Испуганный консьерж смотрел на нее словно на ожившего мертвеца.
— Детектив, прошу вас, уберите это.
Однако Грин начал медленно застегивать «молнию». Единственным звуком в вестибюле было характерное металлическое пощелкивание.
— Стойте! — воскликнул Рашид, когда «молния» уже почти закрылась.
Прежде чем остановиться, Грин продвинул ее еще на один зубчик и только потом посмотрел Рашиду в глаза.
— Поверьте, — произнес Грин, — я бы очень хотел запрятать эти материалы куда-нибудь, где их никто никогда не найдет.
Глава 17
Дэниелу Кенникоту нравилось подниматься по широким гранитным ступеням готического строения, которое много лет назад превратилось из муниципалитета Торонто в здание главного городского суда, известного теперь как старая городская ратуша и ласково именуемого просто ратушей всеми, кому оно не было чуждо, — полицейскими, преступниками, государственными обвинителями, адвокатами, репортерами, судьями, переводчиками, клерками и журналистами. Это было единственное здание в центре города, построенное словно на пьедестале, отчего оно возвышалось над окрестностями подобно облаченному в мантию судье.
Ратуша занимала почти целый городской квартал. Массивную каменную постройку, асимметричную по форме, с многочисленными закругленными карнизами, круглыми колоннами, мраморными стенами, улыбчивыми херувимами, нависающими горгульями, венчала высокая башня с часами слева от главного входа, похожая на гигантскую неправильно установленную свечу по случаю дня рождения. Над центральным арочным входом, спрятанные среди причудливо извивающихся узоров, лент и бантов слова «здание муниципалитета», напоминали о ее изначальном предназначении.
У входа возвышался памятник горожанам, погибшим в Первую мировую войну. Названия мест во Франции и Бельгии, где происходили крупные сражения — Ипр, Сомма, Вими, Зеебрюгге, Пашендейль, Амьен, Аррас, Камбре, — были выбиты на нем с четырех сторон.
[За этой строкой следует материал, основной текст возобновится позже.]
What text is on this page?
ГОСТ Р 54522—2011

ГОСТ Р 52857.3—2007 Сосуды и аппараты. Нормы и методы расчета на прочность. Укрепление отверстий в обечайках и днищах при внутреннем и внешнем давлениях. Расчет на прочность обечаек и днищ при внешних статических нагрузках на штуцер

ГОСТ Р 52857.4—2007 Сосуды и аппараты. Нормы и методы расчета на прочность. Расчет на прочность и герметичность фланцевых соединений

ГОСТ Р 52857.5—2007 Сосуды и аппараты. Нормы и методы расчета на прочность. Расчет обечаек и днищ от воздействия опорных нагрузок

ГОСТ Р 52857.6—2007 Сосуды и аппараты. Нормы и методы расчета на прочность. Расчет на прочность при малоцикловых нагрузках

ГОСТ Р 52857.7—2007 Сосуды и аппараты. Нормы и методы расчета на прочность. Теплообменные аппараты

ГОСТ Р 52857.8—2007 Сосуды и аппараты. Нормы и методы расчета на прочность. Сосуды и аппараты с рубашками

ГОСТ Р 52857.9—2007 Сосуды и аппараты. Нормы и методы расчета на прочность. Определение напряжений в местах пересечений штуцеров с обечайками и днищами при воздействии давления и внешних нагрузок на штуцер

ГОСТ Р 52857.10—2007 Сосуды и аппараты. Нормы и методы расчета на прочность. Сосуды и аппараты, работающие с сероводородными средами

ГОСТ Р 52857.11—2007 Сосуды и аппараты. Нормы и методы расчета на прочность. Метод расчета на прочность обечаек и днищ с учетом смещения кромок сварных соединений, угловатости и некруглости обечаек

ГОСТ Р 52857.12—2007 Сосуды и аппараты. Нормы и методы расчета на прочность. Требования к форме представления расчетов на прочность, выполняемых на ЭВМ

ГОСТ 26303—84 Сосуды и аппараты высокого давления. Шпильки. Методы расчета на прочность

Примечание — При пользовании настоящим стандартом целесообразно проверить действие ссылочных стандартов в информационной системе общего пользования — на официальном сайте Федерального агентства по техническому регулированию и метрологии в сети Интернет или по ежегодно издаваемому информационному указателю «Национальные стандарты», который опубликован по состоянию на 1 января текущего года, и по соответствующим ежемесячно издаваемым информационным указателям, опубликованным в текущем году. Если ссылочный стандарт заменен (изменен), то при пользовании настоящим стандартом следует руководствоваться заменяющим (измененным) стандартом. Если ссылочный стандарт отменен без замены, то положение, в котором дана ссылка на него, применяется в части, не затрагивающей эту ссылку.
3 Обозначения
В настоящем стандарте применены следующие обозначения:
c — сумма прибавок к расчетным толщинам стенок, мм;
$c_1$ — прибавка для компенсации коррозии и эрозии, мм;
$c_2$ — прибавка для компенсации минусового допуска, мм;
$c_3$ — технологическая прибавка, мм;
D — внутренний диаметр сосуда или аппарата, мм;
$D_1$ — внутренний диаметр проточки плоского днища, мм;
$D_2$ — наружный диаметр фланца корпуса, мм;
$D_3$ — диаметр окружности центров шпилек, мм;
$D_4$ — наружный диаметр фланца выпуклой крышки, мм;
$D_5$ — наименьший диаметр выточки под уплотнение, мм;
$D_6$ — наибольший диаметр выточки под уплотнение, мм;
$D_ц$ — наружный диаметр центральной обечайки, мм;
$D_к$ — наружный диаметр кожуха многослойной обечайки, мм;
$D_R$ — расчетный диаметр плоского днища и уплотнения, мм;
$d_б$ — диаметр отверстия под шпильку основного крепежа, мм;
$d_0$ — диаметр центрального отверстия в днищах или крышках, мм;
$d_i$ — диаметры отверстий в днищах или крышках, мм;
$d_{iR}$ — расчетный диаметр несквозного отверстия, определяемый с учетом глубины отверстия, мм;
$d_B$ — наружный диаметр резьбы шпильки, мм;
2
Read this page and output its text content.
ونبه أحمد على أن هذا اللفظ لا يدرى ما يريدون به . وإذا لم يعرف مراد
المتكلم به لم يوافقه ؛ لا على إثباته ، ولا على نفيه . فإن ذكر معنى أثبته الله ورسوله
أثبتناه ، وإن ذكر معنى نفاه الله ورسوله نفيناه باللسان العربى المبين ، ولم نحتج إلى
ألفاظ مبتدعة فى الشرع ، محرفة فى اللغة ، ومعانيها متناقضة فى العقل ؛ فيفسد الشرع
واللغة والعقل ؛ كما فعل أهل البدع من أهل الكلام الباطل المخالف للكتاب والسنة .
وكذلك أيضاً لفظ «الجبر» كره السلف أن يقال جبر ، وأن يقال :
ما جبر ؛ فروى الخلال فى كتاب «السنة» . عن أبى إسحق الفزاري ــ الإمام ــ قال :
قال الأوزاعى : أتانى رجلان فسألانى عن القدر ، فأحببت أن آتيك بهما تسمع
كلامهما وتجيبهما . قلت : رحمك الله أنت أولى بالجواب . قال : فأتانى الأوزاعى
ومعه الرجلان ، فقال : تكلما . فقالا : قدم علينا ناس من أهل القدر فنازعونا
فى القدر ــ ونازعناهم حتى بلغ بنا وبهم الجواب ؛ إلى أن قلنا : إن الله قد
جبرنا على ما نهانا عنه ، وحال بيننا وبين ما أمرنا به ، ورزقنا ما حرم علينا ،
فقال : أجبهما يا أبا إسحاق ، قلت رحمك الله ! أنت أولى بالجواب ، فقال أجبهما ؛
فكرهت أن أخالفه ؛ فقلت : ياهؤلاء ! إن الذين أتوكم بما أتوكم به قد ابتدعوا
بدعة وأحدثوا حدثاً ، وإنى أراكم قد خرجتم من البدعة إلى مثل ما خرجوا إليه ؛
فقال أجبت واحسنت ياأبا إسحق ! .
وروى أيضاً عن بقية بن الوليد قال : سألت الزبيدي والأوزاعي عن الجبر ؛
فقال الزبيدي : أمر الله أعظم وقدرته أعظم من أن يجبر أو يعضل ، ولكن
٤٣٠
Нервозного вида адвокаты с клиентами, докуривая сигареты, толпились на ступенях здания. В воздухе висело облако табачного дыма. Пройдя мимо них, Кенникот открыл массивную дубовую дверь. Внутри для проверки службой безопасности выстроилась длинная беспорядочная очередь. Тут собрались все виды неблагонадежных личностей: и дерганые наркоманы, и прожженные проститутки, и щеголеватые молодые люди в драгоценностях, кроссовках и стильных мешковатых джинсах. Был даже мужчина в деловом костюме, который испуганно озирался по сторонам, неожиданно оказавшись среди такого скопища представителей «третьего мира» в самом центре Торонто.
Подняв высоко над головой свой жетон и выкрикивая: «Полиция, прошу прощения, полиция», — Кенникот стал протискиваться в начало очереди. Когда он наконец добрался до поста службы безопасности, дежурный полисмен попросил дать жетон ему в руки.
— Извини, приятель, — сказал молодой человек. — Новые инструкции. Проверяем даже своих.
— Понятно, — ответил Кенникот, проходя в просторную открытую ротонду.
На большом, высотой в два этажа, витражном окне была мастерски изображена картина создания города: там нашлось место и коленопреклоненным во время жертвоприношения индейцам, и кующим железо мускулистым рабочим, и строгим бизнесменам-банкирам. Перед окном располагалась большая площадка с двумя широкими лестницами, ведущими к располагающимся на втором этаже залам судебных заседаний. Две полутораметровые гротескные статуи грифонов из кованого железа украшали основание лестницы словно декорации, оставшиеся после съемок фильма о Гарри Поттере.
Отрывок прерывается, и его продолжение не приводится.